The IBA competition is a big deal in the geoscience world, noted the team’s mentor, Assistant Professor Alex Nikulin. It draws more than 500 university teams from 81 countries to compete for the grand prize. They first compete in 121 regional contests, with those dozen first-place winners going on to the finals.

But don’t let the second-place win fool you: By way of analogy, Binghamton’s silver-medal finish is the equivalent of the Bearcats making it to the second round of March Madness, Nikulin said.

“The teams from traditional energy powerhouse universities that participate in this competition are backed by considerable resources, including access to state-of the art software and hardware, and academic and technical support,” he pointed out. “Our students had to figure out every aspect of the project on their own, from obtaining and properly loading datasets, to interpreting geological and geophysical surveys, to putting together a remote presentation for expert judges, who awarded them the 2020 silver medal.”

“It’s truly an incredible accomplishment, especially at a time like this, and I could not be more proud of the 2020 IBA team,” Nikulin said.

Learning new skills

IBA teaches skills integral to careers in the energy industry, with a particular focus on hydrocarbon exploration. The team receives a data set, consisting of geological and geophysical observations over an area of interest, which it processes to give an integrated interpretation of regional geology, as well as detailed descriptions of the “prospects,” which are areas where oil and gas could potentially accumulate in the subsurface. In the end, the team presents to a panel of judges, which assesses the team’s understanding of the prospect’s hydrocarbon potential geological risk factors.

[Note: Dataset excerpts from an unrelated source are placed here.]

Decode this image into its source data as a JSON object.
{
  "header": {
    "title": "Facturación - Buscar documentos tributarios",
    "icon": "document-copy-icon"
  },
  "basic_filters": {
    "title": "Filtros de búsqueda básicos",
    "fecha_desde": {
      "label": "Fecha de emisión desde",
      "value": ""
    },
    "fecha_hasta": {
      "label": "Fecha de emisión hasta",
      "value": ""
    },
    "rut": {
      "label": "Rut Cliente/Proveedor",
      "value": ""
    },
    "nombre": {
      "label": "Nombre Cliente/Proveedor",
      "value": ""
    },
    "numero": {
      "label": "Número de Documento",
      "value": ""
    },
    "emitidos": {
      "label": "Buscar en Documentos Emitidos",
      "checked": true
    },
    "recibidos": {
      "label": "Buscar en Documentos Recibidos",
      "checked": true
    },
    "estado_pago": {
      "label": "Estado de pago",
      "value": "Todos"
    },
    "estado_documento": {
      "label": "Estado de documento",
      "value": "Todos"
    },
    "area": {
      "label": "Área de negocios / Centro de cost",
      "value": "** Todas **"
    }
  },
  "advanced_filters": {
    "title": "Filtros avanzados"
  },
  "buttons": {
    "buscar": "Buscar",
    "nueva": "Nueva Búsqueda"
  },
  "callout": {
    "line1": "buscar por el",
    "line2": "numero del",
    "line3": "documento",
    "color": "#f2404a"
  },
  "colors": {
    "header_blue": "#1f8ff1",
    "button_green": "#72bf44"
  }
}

The competition truncates these tasks, which would take months or even years in the industry, into an eight-week marathon for participating university teams. Team members conducted hours of research to figure out dataset properties, understand the geological history of the basin, and ultimately produce an interpretation. They also used industry-grade software, which they learned by reading manuals, along with a hefty dose of trial and error.

“The fact that we had only a few weeks to conclude such a big project was definitely useful to learn how to organize time and establish priorities, and how to create a clear presentation for others to understand your workflow,” reflected Vizcaino, who had six years’ experience working for the industry before pursuing her master’s degree.

For Li, the greatest lesson lay in the balance between the technical details and the overarching project goal. Tasks required different skill sets, which were then divided among the teammates.

“There is always something to improve with every aspect of the project, and it was tough to decide when or how to conclude a task so each product is at its best state without holding up the overall workflow,” said Li, adding that the insight from this experience can be applied to future projects regardless of discipline.

The opportunity presented Kerstanski with an introduction to the oil and gas industry — and influenced his own path within geology.

“The competition is something that I will never forget and it certainly has helped me acquire new skills that will be most definitely very useful for my professional career,” he said.